Something like this:

/(^|\.\s+)(foo3[^.]*\.)/

Searches for the period marking the previous sentence (or the beginning of the string in the case of the first sentence), followed by spaces, then the start character sequence (in this case, foo3 ), followed by all non-period characters leading up to the period ending that sentence.

Demo: http://www.rubular.com/r/ROl2odiDn5


Here's how replacing the sentence might be implemented in practice:

var str = "foo bar. foo3 bar3. foo2 bar2.";
var regex = /(^|\.\s+)(foo3[^.]*\.)/g;
str = str.replace(regex, "$1new sentence.");
alert(str);

In this example, I use the regular expression replace and incorporate the extra matched characters (period from previous sentence) via $1 , followed by the new sentence that is to replace the old sentence. This ensures that the state of the other sentences in the paragraph remains unchanged. Note also that this example will update all matching sentences, since I use the /g (global) flag. If you only want to change the first sentence, remove the g , or make your sentence matching more specific by including more beginning words.
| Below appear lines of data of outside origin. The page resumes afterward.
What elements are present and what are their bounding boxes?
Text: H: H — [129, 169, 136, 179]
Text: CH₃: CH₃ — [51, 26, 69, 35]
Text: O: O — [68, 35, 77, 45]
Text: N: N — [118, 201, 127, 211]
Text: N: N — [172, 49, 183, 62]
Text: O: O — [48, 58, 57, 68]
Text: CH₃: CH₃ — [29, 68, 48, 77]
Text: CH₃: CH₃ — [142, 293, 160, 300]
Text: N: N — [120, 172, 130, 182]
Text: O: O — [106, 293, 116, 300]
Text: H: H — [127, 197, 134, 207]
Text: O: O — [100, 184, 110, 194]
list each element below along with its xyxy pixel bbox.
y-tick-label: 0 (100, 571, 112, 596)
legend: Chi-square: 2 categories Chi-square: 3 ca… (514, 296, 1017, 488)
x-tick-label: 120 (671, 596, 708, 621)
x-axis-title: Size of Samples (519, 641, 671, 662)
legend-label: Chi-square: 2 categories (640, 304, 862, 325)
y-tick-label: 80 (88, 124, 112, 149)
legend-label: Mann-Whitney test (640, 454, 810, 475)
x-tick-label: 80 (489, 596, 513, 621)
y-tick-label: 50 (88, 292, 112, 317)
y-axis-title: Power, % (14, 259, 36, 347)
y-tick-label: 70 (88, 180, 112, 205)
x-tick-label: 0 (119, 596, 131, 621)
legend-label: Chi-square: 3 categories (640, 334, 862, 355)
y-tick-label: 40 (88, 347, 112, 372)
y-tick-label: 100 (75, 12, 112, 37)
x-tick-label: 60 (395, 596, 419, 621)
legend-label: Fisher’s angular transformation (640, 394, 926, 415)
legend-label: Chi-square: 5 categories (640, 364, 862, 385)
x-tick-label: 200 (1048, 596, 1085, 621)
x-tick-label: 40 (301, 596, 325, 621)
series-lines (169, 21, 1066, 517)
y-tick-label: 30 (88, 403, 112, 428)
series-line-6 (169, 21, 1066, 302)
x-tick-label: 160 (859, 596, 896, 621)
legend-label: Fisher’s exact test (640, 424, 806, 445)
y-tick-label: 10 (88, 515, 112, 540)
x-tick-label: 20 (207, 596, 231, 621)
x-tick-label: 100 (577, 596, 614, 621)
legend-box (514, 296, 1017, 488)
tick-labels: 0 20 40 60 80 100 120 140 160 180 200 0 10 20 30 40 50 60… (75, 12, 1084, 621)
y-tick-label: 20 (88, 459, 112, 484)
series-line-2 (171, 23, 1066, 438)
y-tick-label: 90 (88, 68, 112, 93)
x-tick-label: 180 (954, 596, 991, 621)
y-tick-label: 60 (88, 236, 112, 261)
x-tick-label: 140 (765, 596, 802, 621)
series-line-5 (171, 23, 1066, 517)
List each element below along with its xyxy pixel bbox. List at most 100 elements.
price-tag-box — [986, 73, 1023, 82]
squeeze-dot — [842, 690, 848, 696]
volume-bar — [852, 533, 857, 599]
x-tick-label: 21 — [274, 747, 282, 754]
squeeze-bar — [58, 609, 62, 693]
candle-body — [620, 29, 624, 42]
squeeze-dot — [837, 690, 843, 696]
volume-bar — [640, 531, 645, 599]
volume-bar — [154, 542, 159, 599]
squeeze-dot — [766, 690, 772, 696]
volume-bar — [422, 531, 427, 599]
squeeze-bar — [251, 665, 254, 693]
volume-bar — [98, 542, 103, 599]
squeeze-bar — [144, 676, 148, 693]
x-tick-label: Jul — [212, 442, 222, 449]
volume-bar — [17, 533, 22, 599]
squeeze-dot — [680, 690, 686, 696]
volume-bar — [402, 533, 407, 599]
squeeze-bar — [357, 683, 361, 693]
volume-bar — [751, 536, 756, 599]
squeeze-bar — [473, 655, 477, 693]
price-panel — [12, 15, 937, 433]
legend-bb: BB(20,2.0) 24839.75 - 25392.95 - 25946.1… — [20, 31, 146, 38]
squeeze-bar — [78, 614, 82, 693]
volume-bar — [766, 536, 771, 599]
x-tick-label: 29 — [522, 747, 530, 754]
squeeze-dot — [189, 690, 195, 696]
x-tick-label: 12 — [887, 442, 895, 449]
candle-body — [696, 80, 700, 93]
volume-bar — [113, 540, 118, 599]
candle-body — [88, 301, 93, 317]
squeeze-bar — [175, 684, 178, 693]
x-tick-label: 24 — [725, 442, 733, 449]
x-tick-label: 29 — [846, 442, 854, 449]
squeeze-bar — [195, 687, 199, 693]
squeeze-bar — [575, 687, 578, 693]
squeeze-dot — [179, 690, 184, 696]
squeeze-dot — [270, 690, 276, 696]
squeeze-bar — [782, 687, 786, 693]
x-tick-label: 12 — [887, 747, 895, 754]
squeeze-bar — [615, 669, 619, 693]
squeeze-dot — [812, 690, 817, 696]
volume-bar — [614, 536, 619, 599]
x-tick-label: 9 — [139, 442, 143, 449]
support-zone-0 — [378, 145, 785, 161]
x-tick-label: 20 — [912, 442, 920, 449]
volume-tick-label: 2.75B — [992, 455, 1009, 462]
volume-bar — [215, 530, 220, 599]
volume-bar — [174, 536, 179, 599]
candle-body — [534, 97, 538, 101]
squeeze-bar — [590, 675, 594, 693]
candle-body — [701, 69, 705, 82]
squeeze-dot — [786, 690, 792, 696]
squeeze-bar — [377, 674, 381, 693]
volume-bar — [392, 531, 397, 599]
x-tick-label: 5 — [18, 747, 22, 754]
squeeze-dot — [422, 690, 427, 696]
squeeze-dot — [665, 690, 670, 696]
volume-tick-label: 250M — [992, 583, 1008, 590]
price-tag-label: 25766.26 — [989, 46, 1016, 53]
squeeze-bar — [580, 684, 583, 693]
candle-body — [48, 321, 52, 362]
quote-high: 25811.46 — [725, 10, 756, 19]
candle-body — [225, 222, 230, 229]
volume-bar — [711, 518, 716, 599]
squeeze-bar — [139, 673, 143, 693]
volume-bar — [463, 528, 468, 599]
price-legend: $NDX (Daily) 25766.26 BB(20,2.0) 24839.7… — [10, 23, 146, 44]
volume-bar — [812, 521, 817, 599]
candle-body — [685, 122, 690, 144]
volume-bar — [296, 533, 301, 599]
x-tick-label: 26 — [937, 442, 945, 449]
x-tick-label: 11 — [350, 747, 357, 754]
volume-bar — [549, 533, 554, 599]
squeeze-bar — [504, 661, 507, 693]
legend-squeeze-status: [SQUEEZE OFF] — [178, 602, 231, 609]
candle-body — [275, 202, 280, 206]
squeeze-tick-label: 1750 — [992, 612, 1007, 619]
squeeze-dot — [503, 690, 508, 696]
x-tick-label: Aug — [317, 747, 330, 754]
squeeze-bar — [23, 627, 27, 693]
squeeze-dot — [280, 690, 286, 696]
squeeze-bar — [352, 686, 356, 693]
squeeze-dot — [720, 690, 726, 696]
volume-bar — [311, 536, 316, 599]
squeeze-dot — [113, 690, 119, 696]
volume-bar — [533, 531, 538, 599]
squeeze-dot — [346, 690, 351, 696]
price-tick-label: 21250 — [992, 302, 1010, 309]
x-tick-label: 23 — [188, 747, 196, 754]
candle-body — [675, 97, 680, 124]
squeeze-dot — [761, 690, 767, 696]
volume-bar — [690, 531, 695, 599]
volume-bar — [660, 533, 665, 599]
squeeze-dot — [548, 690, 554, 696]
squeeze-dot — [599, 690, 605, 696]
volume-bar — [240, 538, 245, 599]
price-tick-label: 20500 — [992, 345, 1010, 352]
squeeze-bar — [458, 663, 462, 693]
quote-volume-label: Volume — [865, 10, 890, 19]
Demo: http://jsfiddle.net/qPxFp/2/

shortest/most-efficient I can think of:

/foo3\b[^.]*\./

However, that has a few problems:

  • it will match up to a decimal number (like matching foo3 contributed $4. from foo3 contributed $4.83 million to the campaign.
  • it will technically match foo3 anywhere in a sentence to the end of the sentence (like matching foo3's guts. in I hate foo3's guts. )
  • it won't allow for sentences ending in exclamation points or question marks, for example

The following expression fixes these things - though it's a bit less efficient (by requiring some sort of whitespace or end-of-string after the punctuation):

/(^|[.!?]\s+)foo3\b.*?(?=[.!?](\s|$))[.!?]/

...replace with eg: $1Replacement sentence.